Lorsque je descends l’escalier, un aspirant inconnu sort de mon bureau et se dirige vers moi. Il m’aborde sans un bonjour : « C’est toi le nouveau de la 11 ? » J’acquiesce. « Tu pourrais saluer un plus ancien dans le grade ! » Je ne sais pas pourquoi je ferais cela, on ne m’a jamais parlé d’une telle exigence. Le type m’attrape alors par le col de mon treillis et me colle au mur en me soulevant presque. Il plonge ses yeux dans les miens pendant que je me demande si je dois me dégager ou s’il s’agit encore d’une forme de bizutage dont je dois me tirer par le calme et la soumission. « On saura très vite ce que tu vaux exactement… » lâche-t-il avant de me tourner le dos et de partir sans un mot de plus.
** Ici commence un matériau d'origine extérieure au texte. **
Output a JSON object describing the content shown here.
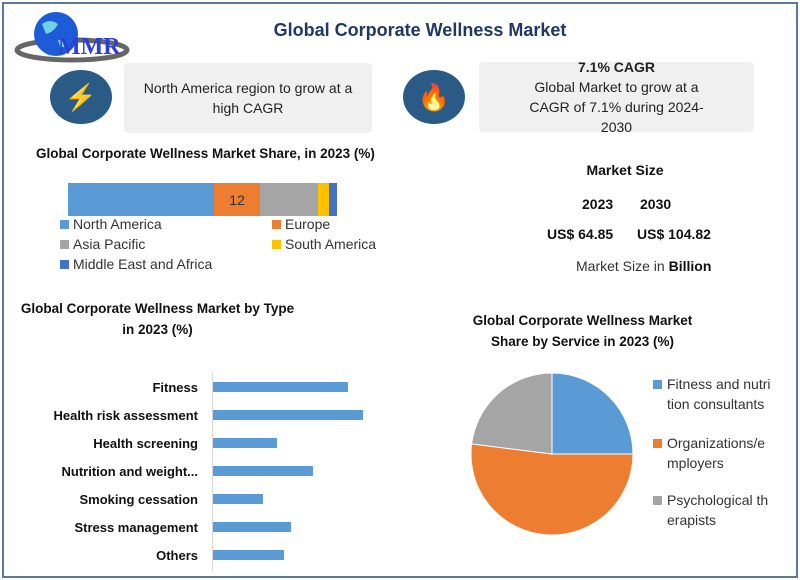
{
  "title": "Global Corporate Wellness Market",
  "logo": {
    "text": "MMR"
  },
  "card_region": {
    "icon": "lightning-icon",
    "text": "North America region to grow at a high CAGR"
  },
  "card_cagr": {
    "icon": "flame-icon",
    "heading": "7.1% CAGR",
    "text": "Global Market to grow at a CAGR of 7.1% during 2024-2030"
  },
  "market_size": {
    "heading": "Market Size",
    "years": [
      "2023",
      "2030"
    ],
    "values": [
      "US$ 64.85",
      "US$ 104.82"
    ],
    "note_prefix": "Market Size in ",
    "note_bold": "Billion"
  },
  "chart_data": [
    {
      "type": "bar",
      "orientation": "horizontal-stacked",
      "title": "Global Corporate Wellness Market Share, in 2023 (%)",
      "legend": "bottom",
      "series": [
        {
          "name": "North America",
          "value": 38,
          "color": "#5b9bd5"
        },
        {
          "name": "Europe",
          "value": 12,
          "label": "12",
          "color": "#ed7d31"
        },
        {
          "name": "Asia Pacific",
          "value": 15,
          "color": "#a5a5a5"
        },
        {
          "name": "South America",
          "value": 3,
          "color": "#ffc000"
        },
        {
          "name": "Middle East and Africa",
          "value": 2,
          "color": "#4472c4"
        }
      ]
    },
    {
      "type": "bar",
      "orientation": "horizontal",
      "title": "Global Corporate Wellness Market by Type in 2023 (%)",
      "color": "#5b9bd5",
      "categories": [
        "Fitness",
        "Health risk assessment",
        "Health screening",
        "Nutrition and weight...",
        "Smoking cessation",
        "Stress management",
        "Others"
      ],
      "values": [
        18,
        20,
        8.5,
        13.3,
        6.7,
        10.4,
        9.5
      ],
      "xlim": [
        0,
        20
      ]
    },
    {
      "type": "pie",
      "title": "Global Corporate Wellness Market Share by Service in 2023 (%)",
      "legend": "right",
      "categories": [
        "Fitness and nutrition consultants",
        "Organizations/employers",
        "Psychological therapists"
      ],
      "values": [
        25,
        52,
        23
      ],
      "colors": [
        "#5b9bd5",
        "#ed7d31",
        "#a5a5a5"
      ]
    }
  ]
}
« Ah, je vois que tu as rencontré Ractiv ! » me crie Bogoss depuis le l’autre bout du couloir. Mon collègue, chef de la deuxième section, me décrit cet aspirant comme un fana mili très contrarié de n’avoir pas pu faire le vrai Saint-Cyr. Il s’est contenté des EOR et a rempilé en fin de temps réglementaire pour un VSL, volontariat service long, qui lui permettra d’obtenir le grade de sous-lieutenant. Ractiv n’en a pas encore reçu la notification officielle, et ça l’énerve un peu. Déjà huit mois qu’il est à Berlin : même s’il paraît parfois un peu cassant, c’est une mine d’informations à entretenir. OK… Heureusement, à de rares exceptions près il sera d’un abord beaucoup moins revêche.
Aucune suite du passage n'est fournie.